Mehmet Şimşek’in ücret düzenlemelerinin hedef enflasyona göre yapılacağı söylemini hatırlatan Koşar, “Bu aslında ücretin düşmesi demek. Ücret 11 bin 400’den 10 bin liraya düşmeyecek. Ama sadece üç ay içerisinde bile bizim ücretlerimiz resmi rakamlara göre yüzde 25 düştü. Enflasyonun nedeni ücret artışları değil, bu büyük bir yalan. Ücret artışlarının nedeni enflasyon karşısında alım gücünü koruma çabası. Enflasyonun büyük kısmının nedeni şirketlerin yükselen kârları” dedi.

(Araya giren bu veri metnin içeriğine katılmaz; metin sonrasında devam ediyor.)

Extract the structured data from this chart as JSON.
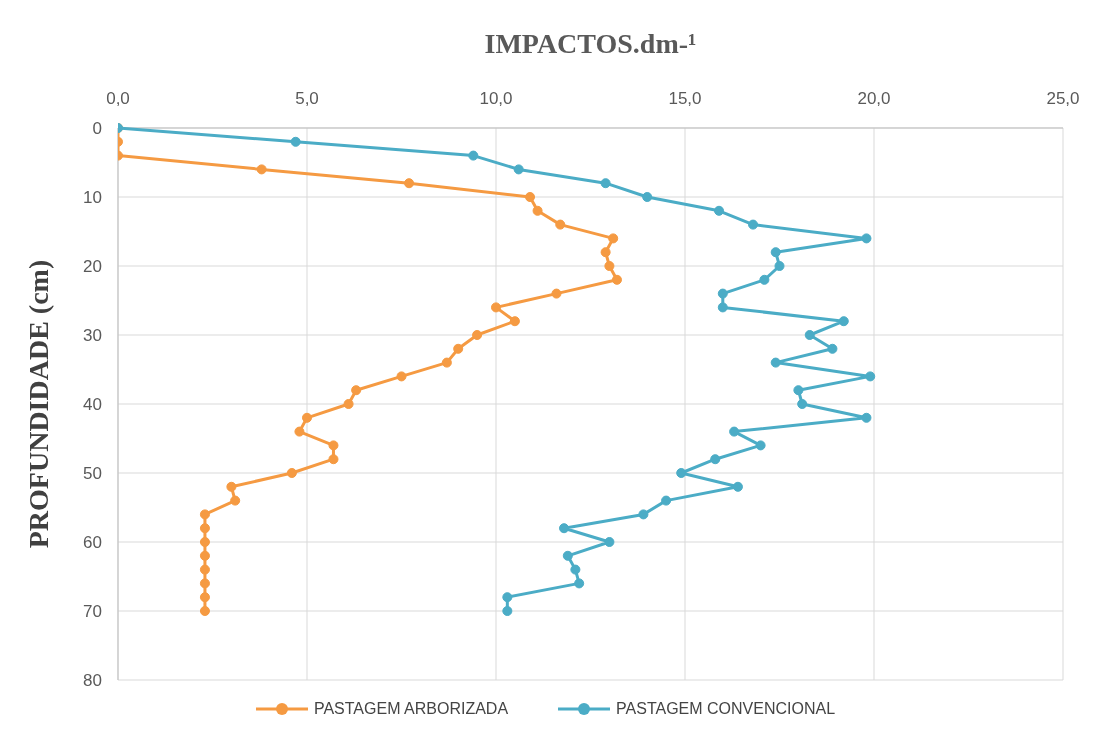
{
  "chart_data": {
    "type": "line",
    "xlabel": "IMPACTOS.dm-¹",
    "ylabel": "PROFUNDIDADE (cm)",
    "xlim": [
      0,
      25
    ],
    "xticks": [
      {
        "value": 0,
        "label": "0,0"
      },
      {
        "value": 5,
        "label": "5,0"
      },
      {
        "value": 10,
        "label": "10,0"
      },
      {
        "value": 15,
        "label": "15,0"
      },
      {
        "value": 20,
        "label": "20,0"
      },
      {
        "value": 25,
        "label": "25,0"
      }
    ],
    "ylim": [
      80,
      0
    ],
    "yticks": [
      0,
      10,
      20,
      30,
      40,
      50,
      60,
      70,
      80
    ],
    "grid": true,
    "legend": "bottom",
    "marker": "circle",
    "series": [
      {
        "name": "PASTAGEM ARBORIZADA",
        "color": "#f59a42",
        "x": [
          0,
          0,
          0,
          3.8,
          7.7,
          10.9,
          11.1,
          11.7,
          13.1,
          12.9,
          13.0,
          13.2,
          11.6,
          10.0,
          10.5,
          9.5,
          9.0,
          8.7,
          7.5,
          6.3,
          6.1,
          5.0,
          4.8,
          5.7,
          5.7,
          4.6,
          3.0,
          3.1,
          2.3,
          2.3,
          2.3,
          2.3,
          2.3,
          2.3,
          2.3,
          2.3
        ],
        "values": [
          0,
          2,
          4,
          6,
          8,
          10,
          12,
          14,
          16,
          18,
          20,
          22,
          24,
          26,
          28,
          30,
          32,
          34,
          36,
          38,
          40,
          42,
          44,
          46,
          48,
          50,
          52,
          54,
          56,
          58,
          60,
          62,
          64,
          66,
          68,
          70
        ]
      },
      {
        "name": "PASTAGEM CONVENCIONAL",
        "color": "#4bacc6",
        "x": [
          0,
          4.7,
          9.4,
          10.6,
          12.9,
          14.0,
          15.9,
          16.8,
          19.8,
          17.4,
          17.5,
          17.1,
          16.0,
          16.0,
          19.2,
          18.3,
          18.9,
          17.4,
          19.9,
          18.0,
          18.1,
          19.8,
          16.3,
          17.0,
          15.8,
          14.9,
          16.4,
          14.5,
          13.9,
          11.8,
          13.0,
          11.9,
          12.1,
          12.2,
          10.3,
          10.3
        ],
        "values": [
          0,
          2,
          4,
          6,
          8,
          10,
          12,
          14,
          16,
          18,
          20,
          22,
          24,
          26,
          28,
          30,
          32,
          34,
          36,
          38,
          40,
          42,
          44,
          46,
          48,
          50,
          52,
          54,
          56,
          58,
          60,
          62,
          64,
          66,
          68,
          70
        ]
      }
    ]
  }
}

IMF araştırma sonuçlarını paylaşan Koşar sözlerini şöyle sürdürdü; “Enflasyon artışındaki en büyük pay kâr artışı; yüzde 45. Sonra yüzde 40 ile döviz kuru ve maliyet artışı, en son olarak yüzde 15 ile talep artışı. Enflasyonun ana nedeni patronların aşırı kârlarıdır. Hükümet nasıl çözmeye çalışıyor? Halkı yoksullaştırarak, emekçilerin vergi yükünü artırarak. Enflasyonu gerçekten çözmek istiyorsak yapılacak şey tam tersidir. Sermayenin normalin ötesindeki aşırı kârları vergilendirilmelidir. Bu kaynaklar emekçilerin refahı için kullanılmalıdır.”
“SÜPER KÂRLAR VERGİLENDİRİLMELİ”
Parasal sıkılaşma tabirinin faizleri artırma, para arzını azaltma ve devlet harcamalarını kısma anlamına geldiğini dile getiren Koşar, kredilerin azalmasıyla küçük esnafların batacağı ve bunun işsizliği artıracağını söyleyerek eğitim, sağlık benzeri kamusal hizmetlerde de kesintiler olacağı uyarısında bulundu. Koşar, ayrıca esnek ve güvencesiz çalışmanın yaygınlaştırılacağı ve kıdem tazminatı gaspının gündemde olduğuna dikkat çekti.
Son olarak OVP’nin sermayeyi koruma ve emekçileri yoksullaştırma programı olduğunun altını çizen Koşar, şu çözüm önerilerini sıraladı; “Süper kârlar vergilendirilmelidir. Ücretler insanca yaşayacak seviyeye çıkarılmalıdır. İşsizliği azaltmak üzere kamusal yatırımlar yapılmalıdır, sendikalar ve odalar eliyle emekçilerin denetiminde olmalıdır. Kıdem tazminatı tüm işçiler için kullanılabilir hale getirilmelidir.”
Sunumun ardından soru cevap bölümünde emekçiler söz aldı. Vergide adalet ve insanca yaşam için ortak mücadelenin önemine dikkat çekilen ikinci bölümde ekonomik ve politik saldırılara karşı birlik olma ihtiyacı tartışıldı.